The Rams got in through the back door, one of two new spots in a "First Four" game. Critics said they didn't belong, but they proved otherwise by blowing past Southern Cal, then trashing traditional powers Georgetown and Purdue by 18 points each.
Now VCU is deeper in the NCAAs than ever before and is the only team in the tournament that can boast about winning three games last week.
There's far less criticism this week, but coach Shaka Smart is on the lookout because he knows it brings out the best in his players.
"I saw somebody had us rated 16th out of the 16 teams still left," Smart said, smiling. "I think there's still some people that are doubting, you know, how well we can do down here in San Antonio. … There's some challenges that we have to battle through. But our guys know what brought us success last week. It's mostly a matter of maintaining that mind-set going into this game."
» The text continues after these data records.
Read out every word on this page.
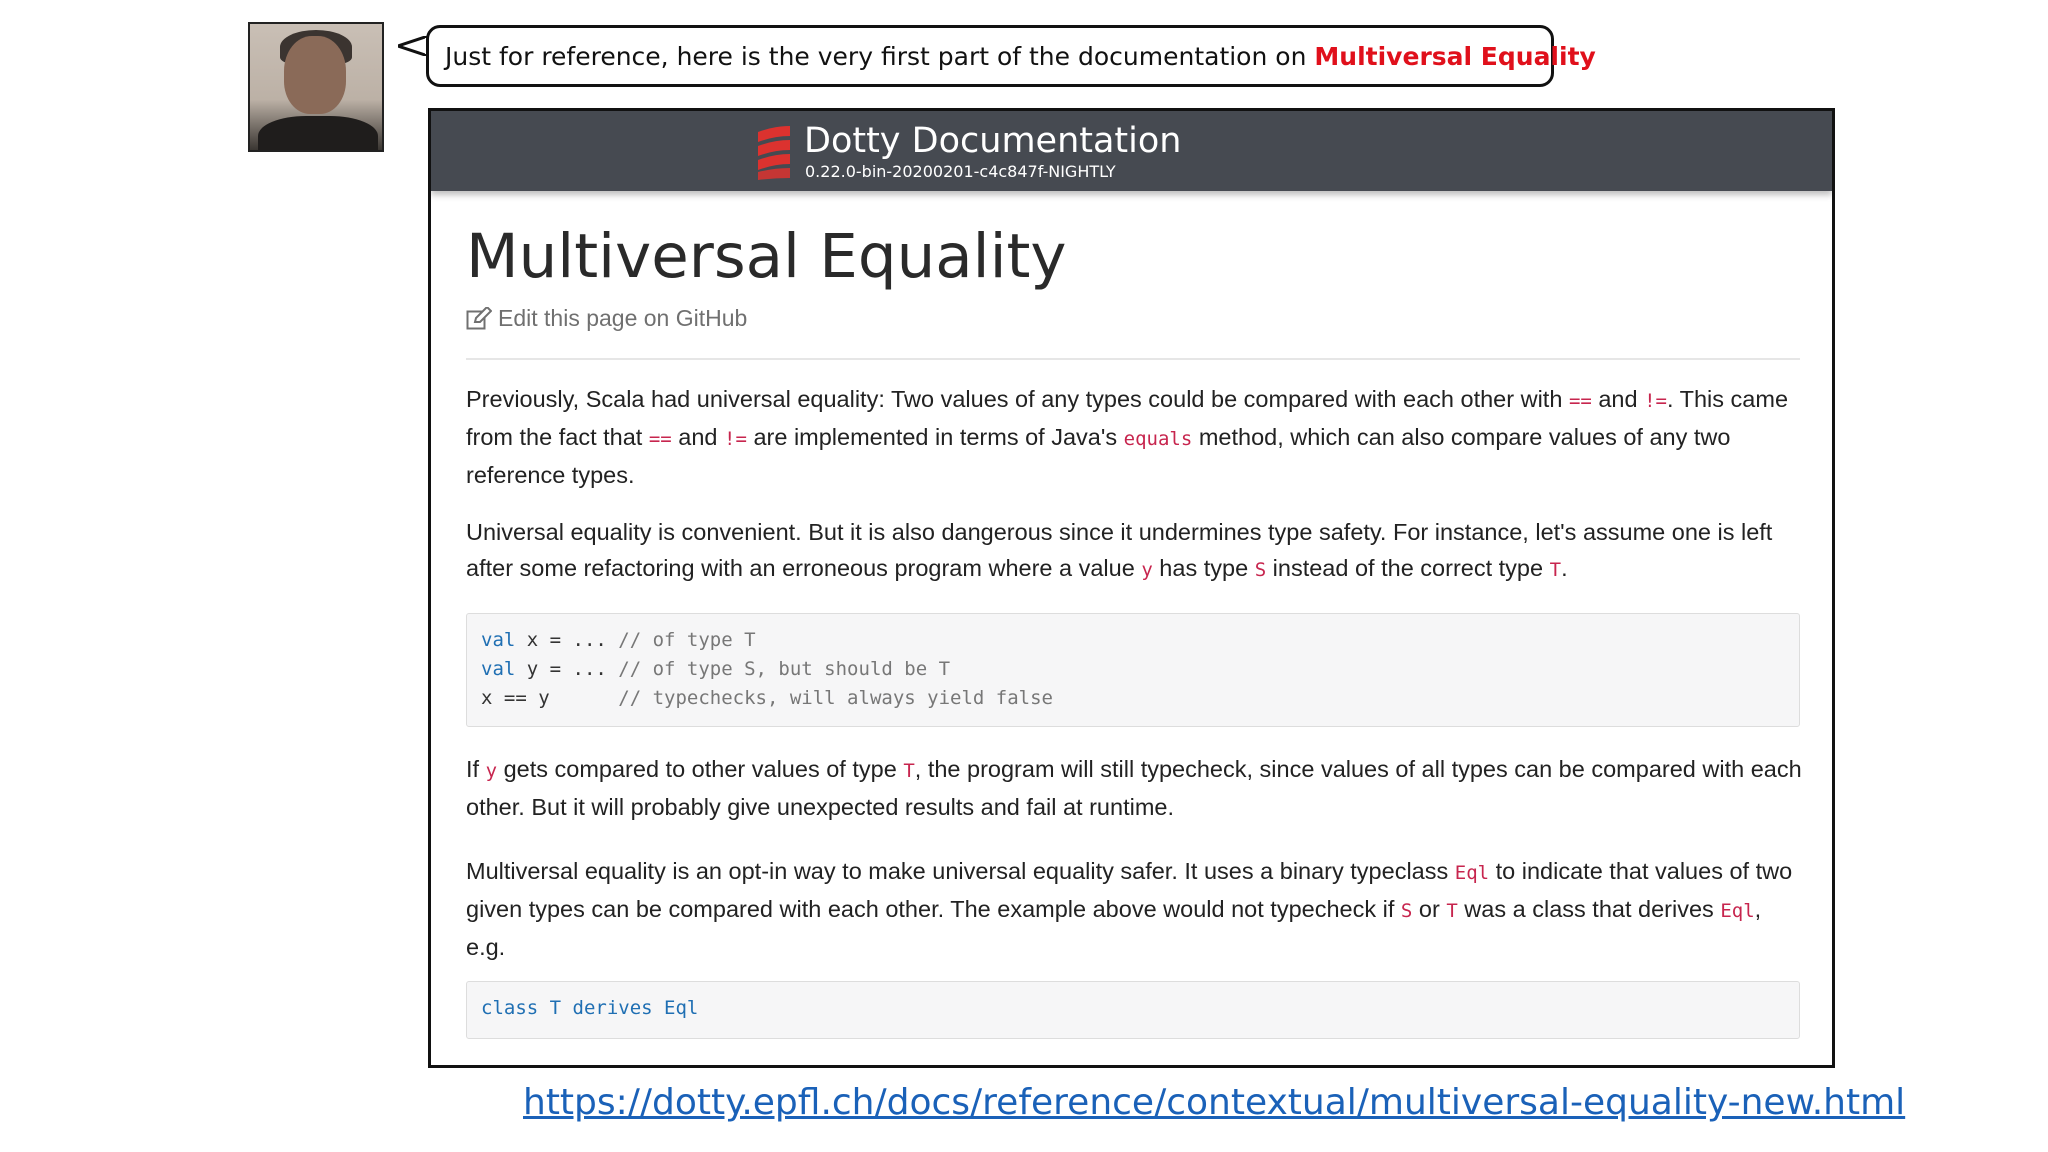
Just for reference, here is the very first part of the documentation on Multiversal Equality
Dotty Documentation
0.22.0-bin-20200201-c4c847f-NIGHTLY
Multiversal Equality
Edit this page on GitHub

Previously, Scala had universal equality: Two values of any types could be compared with each other with == and !=. This came from the fact that == and != are implemented in terms of Java's equals method, which can also compare values of any two reference types.

Universal equality is convenient. But it is also dangerous since it undermines type safety. For instance, let's assume one is left after some refactoring with an erroneous program where a value y has type S instead of the correct type T.

val x = ... // of type T
val y = ... // of type S, but should be T
x == y      // typechecks, will always yield false

If y gets compared to other values of type T, the program will still typecheck, since values of all types can be compared with each other. But it will probably give unexpected results and fail at runtime.

Multiversal equality is an opt-in way to make universal equality safer. It uses a binary typeclass Eql to indicate that values of two given types can be compared with each other. The example above would not typecheck if S or T was a class that derives Eql, e.g.

class T derives Eql
https://dotty.epfl.ch/docs/reference/contextual/multiversal-equality-new.html
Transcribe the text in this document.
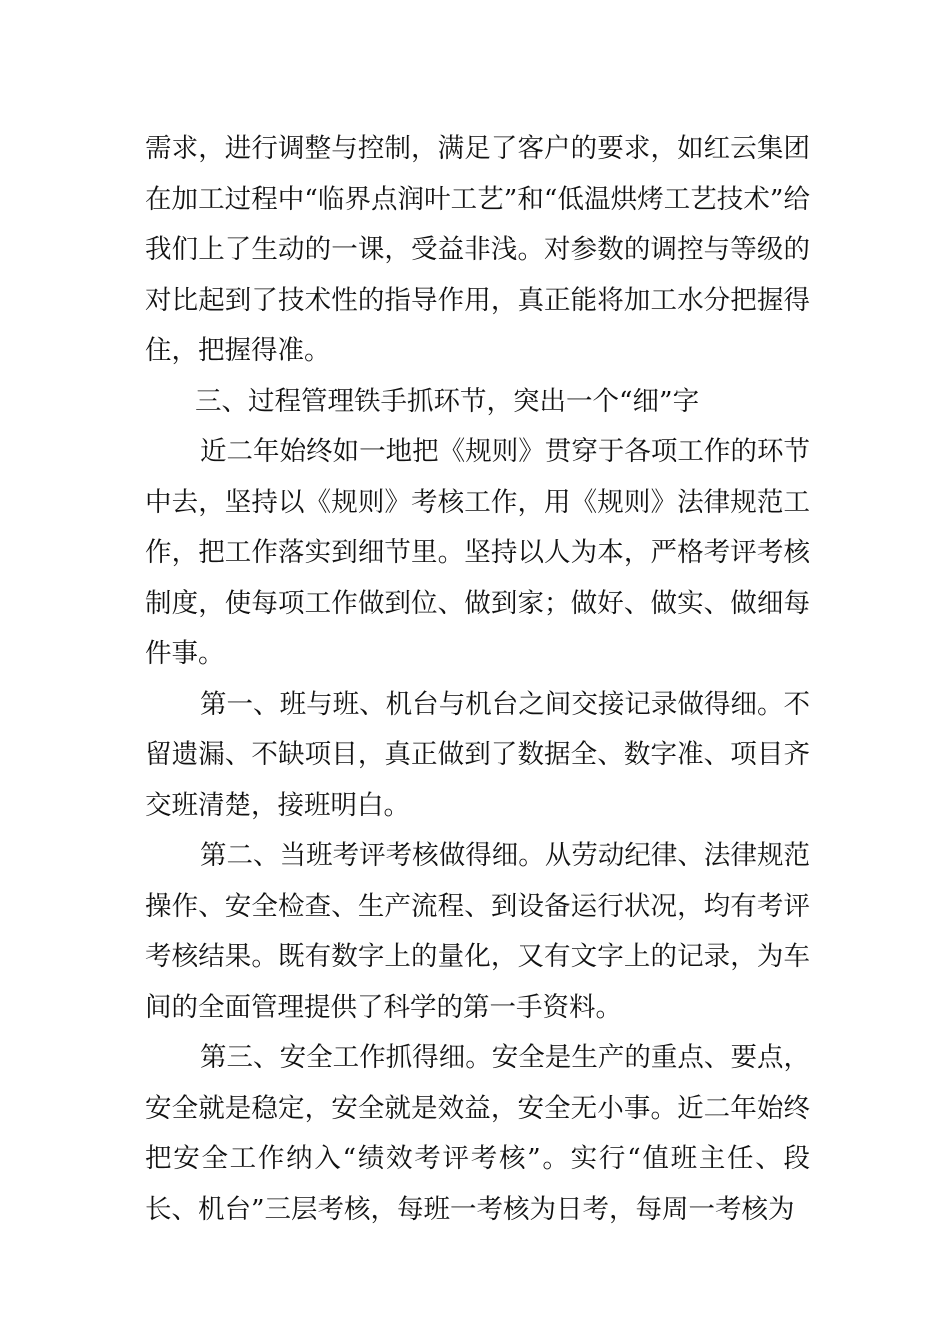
需求，进行调整与控制，满足了客户的要求，如红云集团在加工过程中“临界点润叶工艺”和“低温烘烤工艺技术”给我们上了生动的一课，受益非浅。对参数的调控与等级的对比起到了技术性的指导作用，真正能将加工水分把握得住，把握得准。

三、过程管理铁手抓环节，突出一个“细”字

近二年始终如一地把《规则》贯穿于各项工作的环节中去，坚持以《规则》考核工作，用《规则》法律规范工作，把工作落实到细节里。坚持以人为本，严格考评考核制度，使每项工作做到位、做到家；做好、做实、做细每件事。

第一、班与班、机台与机台之间交接记录做得细。不留遗漏、不缺项目，真正做到了数据全、数字准、项目齐交班清楚，接班明白。

第二、当班考评考核做得细。从劳动纪律、法律规范操作、安全检查、生产流程、到设备运行状况，均有考评考核结果。既有数字上的量化，又有文字上的记录，为车间的全面管理提供了科学的第一手资料。

第三、安全工作抓得细。安全是生产的重点、要点，安全就是稳定，安全就是效益，安全无小事。近二年始终把安全工作纳入“绩效考评考核”。实行“值班主任、段长、机台”三层考核，每班一考核为日考，每周一考核为
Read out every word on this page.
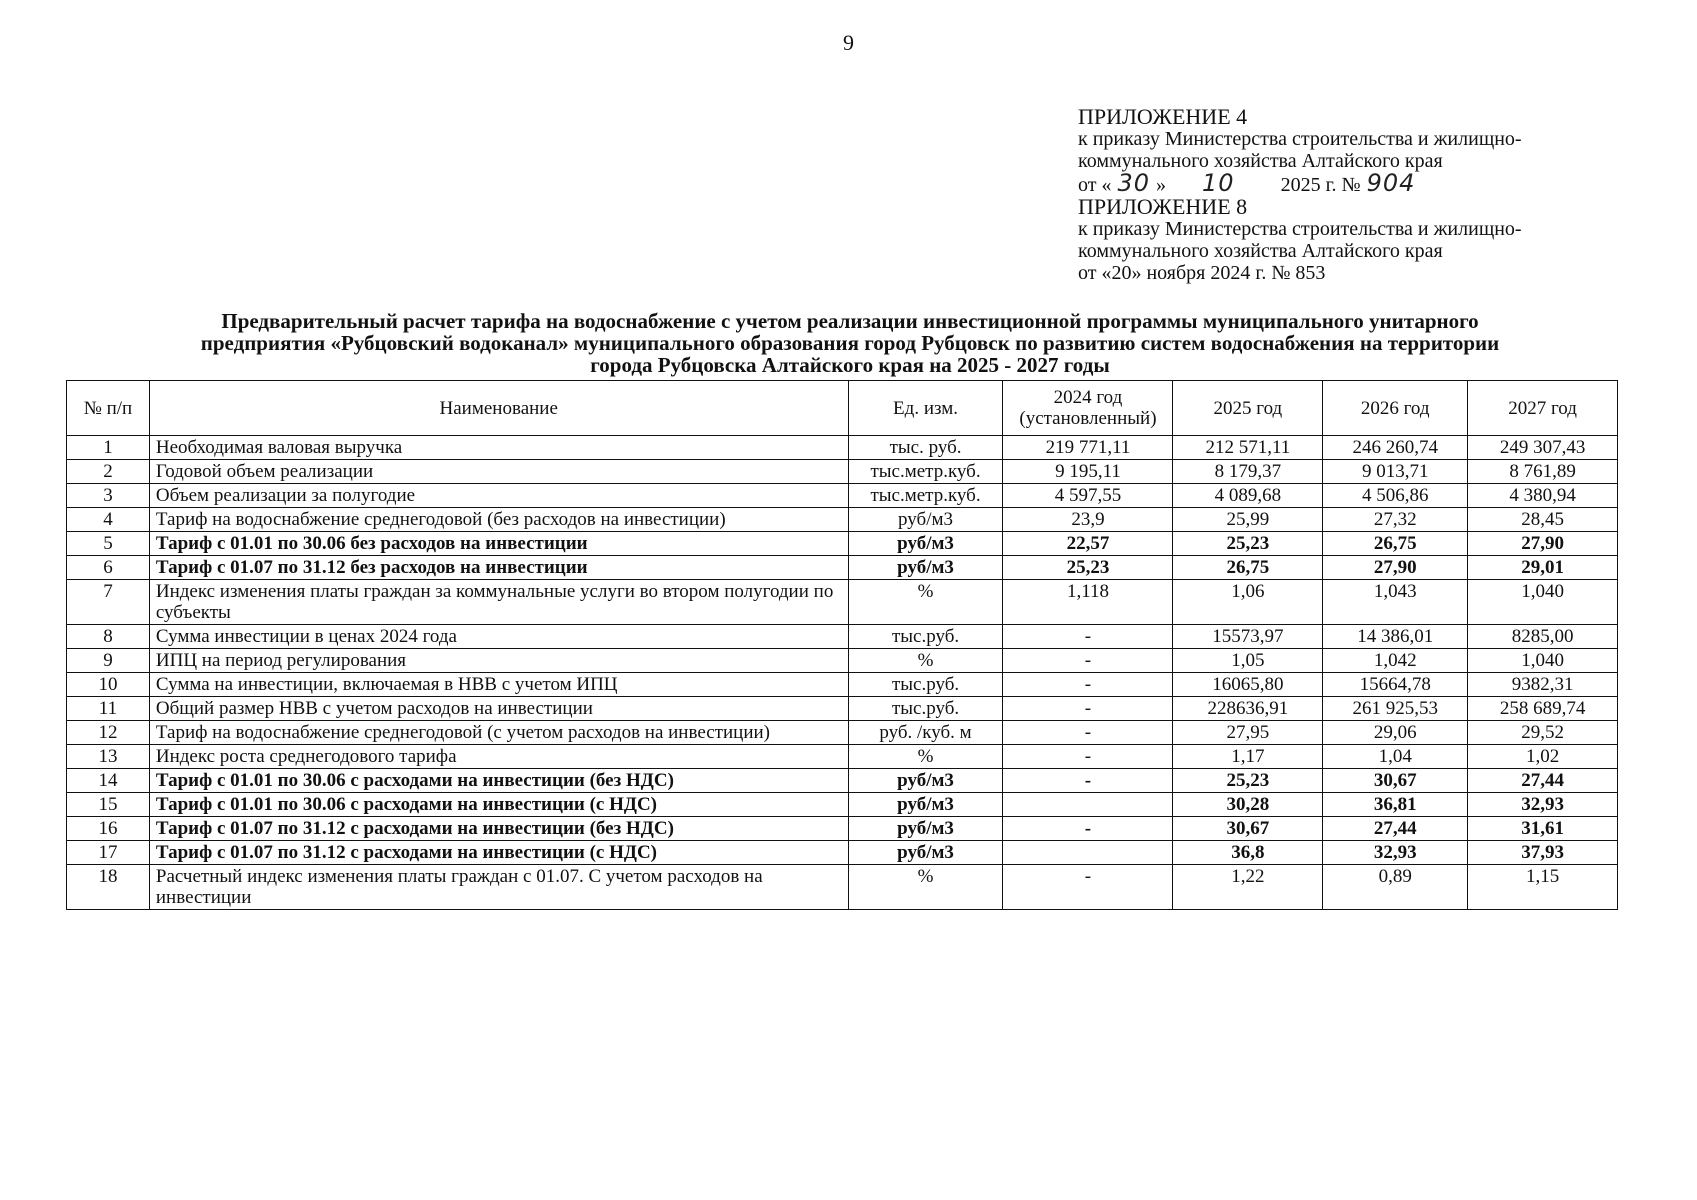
9
ПРИЛОЖЕНИЕ 4
к приказу Министерства строительства и жилищно-
коммунального хозяйства Алтайского края
от « 30 » 10 2025 г. № 904
ПРИЛОЖЕНИЕ 8
к приказу Министерства строительства и жилищно-
коммунального хозяйства Алтайского края
от «20» ноября 2024 г. № 853
Предварительный расчет тарифа на водоснабжение с учетом реализации инвестиционной программы муниципального унитарного
предприятия «Рубцовский водоканал» муниципального образования город Рубцовск по развитию систем водоснабжения на территории
города Рубцовска Алтайского края на 2025 - 2027 годы
№ п/п	Наименование	Ед. изм.	2024 год (установленный)	2025 год	2026 год	2027 год
1	Необходимая валовая выручка	тыс. руб.	219 771,11	212 571,11	246 260,74	249 307,43
2	Годовой объем реализации	тыс.метр.куб.	9 195,11	8 179,37	9 013,71	8 761,89
3	Объем реализации за полугодие	тыс.метр.куб.	4 597,55	4 089,68	4 506,86	4 380,94
4	Тариф на водоснабжение среднегодовой (без расходов на инвестиции)	руб/м3	23,9	25,99	27,32	28,45
5	Тариф с 01.01 по 30.06 без расходов на инвестиции	руб/м3	22,57	25,23	26,75	27,90
6	Тариф с 01.07 по 31.12 без расходов на инвестиции	руб/м3	25,23	26,75	27,90	29,01
7	Индекс изменения платы граждан за коммунальные услуги во втором полугодии по субъекты	%	1,118	1,06	1,043	1,040
8	Сумма инвестиции в ценах 2024 года	тыс.руб.	-	15573,97	14 386,01	8285,00
9	ИПЦ на период регулирования	%	-	1,05	1,042	1,040
10	Сумма на инвестиции, включаемая в НВВ с учетом ИПЦ	тыс.руб.	-	16065,80	15664,78	9382,31
11	Общий размер НВВ с учетом расходов на инвестиции	тыс.руб.	-	228636,91	261 925,53	258 689,74
12	Тариф на водоснабжение среднегодовой (с учетом расходов на инвестиции)	руб. /куб. м	-	27,95	29,06	29,52
13	Индекс роста среднегодового тарифа	%	-	1,17	1,04	1,02
14	Тариф с 01.01 по 30.06 с расходами на инвестиции (без НДС)	руб/м3	-	25,23	30,67	27,44
15	Тариф с 01.01 по 30.06 с расходами на инвестиции (с НДС)	руб/м3		30,28	36,81	32,93
16	Тариф с 01.07 по 31.12 с расходами на инвестиции (без НДС)	руб/м3	-	30,67	27,44	31,61
17	Тариф с 01.07 по 31.12 с расходами на инвестиции (с НДС)	руб/м3		36,8	32,93	37,93
18	Расчетный индекс изменения платы граждан с 01.07. С учетом расходов на инвестиции	%	-	1,22	0,89	1,15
He won't get any help from the Seminoles.
FSU coach Leonard Hamilton did all he could Thursday to pump up his foe, calling them "definitely one of those ACC-type teams." Asked about being favored in this game as a No. 10 seed, Hamilton said, "We are?"
"We've got to take VCU just as seriously as we would Kansas or Duke or any other team," guard Michael Snaer said. "They made it this far."
The winner of this matchup between 10 and 11 seeds will advance to play Sunday against either top-seeded Kansas or yet another what-are-they-doing-here? team, 12th-seeded Richmond, in a game to determine a spot in the Final Four.
Despite the charm of this game, it's the late game Friday night, the last of the round, in part because it might not make for scintillating TV.
Both clubs thrive on defense. First team to 70 probably will win.
The Seminoles (23-10) are about to wrap up their second straight season of leading the nation in field goal defense, a back-to-back feat not done since Georgetown did in 1990 and '91. Florida State has dropped last season's national-best .377 down to .360. In the NCAA tournament, FSU limited seventh-seeded Texas A&M and second-seeded Notre Dame to .310.